Elad Roisman, the newest commissioner at the Securities and Exchanges Commission (SEC), has met with representatives from SolidX, VanEck, and CBOE which have a pending application for a bitcoin ETF aimed at accredited investors with one share being 25 btc, currently worth $160,000.
The presentation they gave has now been made public. They argue the bitcoin market has now matured as regulated bitcoin futures continue to increase in volumes.
They say Over the Counter (OTC) desks are overseen by the Commodities Futures Trading Commission (CFTC). With the fund applicant further claiming they have information sharing agreements with US-based bitcoin spot markets.
The bitcoins would be insured, they say, and the ETF would protect investors more than their current sole option of buying crypto directly, which means they have to store it or handle counterparty risks.
They argue the application meets all the requirements, and then for some reason take a jab at ICOs in an otherwise decent presentation.
Chances of an approval, however, appear slim going by some recent comments made by the now departing Kara Stein, one of the two Democratic SEC commissioners out of five in total.
In an interview with Bloomberg dominated by crypto discussions and specifically the bitcoin ETF, Stein said:
“They’re going to have to show how they can get accurate valuations… despite sometimes volatile price swings. How they can make sure there’s physical custody when necessary? How they’re going to make sure there’s adequate liquidity, especially in a 40 act fund context so investors can get their money.
We’ll look at all those factors and make a decision on that particular fund and how it’s actually going to be able to handle those particular requirements.”
It is difficult to discern what exactly she means by “accurate valuations.” The price of anything depends on supply and demand. Bitcoin’s supply is fixed, while demand isn’t easily predictable.
No one can be sure, for example, whether the sale of new smart phones will continue to increase or will hit saturation, by how much say laptop sales will increase or decrease and so on.
Past sales may be some sort of indicator, but they’re not necessarily predictive of future sales. The price to earning (P/E) valuation, therefore, is more based on past performance.
Which is why plenty of companies have very low P/E, yet still no one buys them. While some have high P/E and yet they keep going up.

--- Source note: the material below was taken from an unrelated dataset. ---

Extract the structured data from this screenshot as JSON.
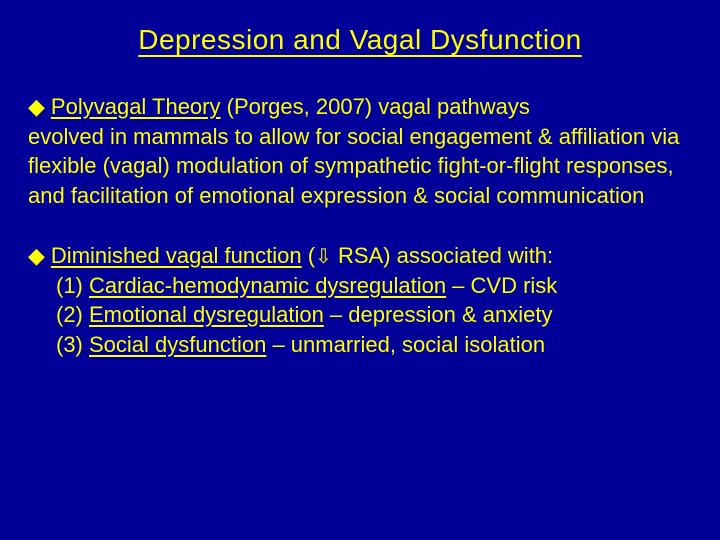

The market in those cases thinks either past performance was strong but future performance will be weak, or vice versa.
As one is trying to predict the future, there necessarily can’t be such a thing as “accurate valuation.” But if by that she means somewhat pointless numbers like P/E, then cryptos have plenty of indicators.
The number of transactions is one of them, indicating growing usage and thus growing demand. The number of new addresses, the amount moved, the amount paid in fees and so on.
Unlike in stocks where investors have to wait every quarter with insiders having plenty of opportunities to buy or sell before the crowd, blockchain tech provides all these valuation indicators pretty much instantly and very much continuously.
It further does so publicly, revealing it to all in the open at the same time. Making valuation somewhat easier as blockchain tech provides far more information and unforgeable information that accountants can’t cook through the many tricks they use in stocks.
If she means more technical aspects like keeping the ETF price pegged to the bitcoin spot price, then arbitragers will be happy to do that job for free as they do in other ETFs with the high crypto price volatility being a plus in this case as it attracts more arbitragers and more sophisticated ones.
Her other points also seem to suggest she perhaps isn’t quite familiar with bitcoin or blockchain tech. She obviously has heard the words and may vaguely know what they are, but we’d be surprised if she’s ever looked at a blockchain explorer or has undertaken a crypto transaction.
The current SEC Chairman, Jay Clayton, said during a Senate hearing that SEC has no tech expertise, no coders to advise them. They see that as irrelevant and they see cryptos as just a stock when they have some similarities, but they have vast differences too.
Like, Stein says: “how they can make sure there’s physical custody when necessary?” By, you know, holding the private key. Or: “how they’re going to make sure there’s adequate liquidity?” What does that even mean? Liquidity as in people want to buy it, or as in trading volumes?
Regarding the latter, cryptos are handling 100x or more trading volumes than stocks. Something the commissioner also probably doesn’t know, but we’re sure she knows Berkshire Hathaway’s stock price is determined on just 30 buying and selling trades a day.
With such high level of ignorance, therefore, chances of a crypto ETF approval remain slim in the current composition. Stein will however leave in December as her term has now expired. There is yet no replacement, so it will fall to three men and one woman to decide whether to approve a crypto ETF or not.
Hester Peirce and Roisman will probably vote in favor of approving the ETF. Democrat Robert Jackson has voted no and will probably continue to do so. While Clayton’s wife works at Goldman Sachs so the former bankers legal advisor will probably keep saying no.
That means it may all be down to whoever Trump now picks to be the fifth SEC commissioner, unless Jackson or Clayton can be persuaded to open the door.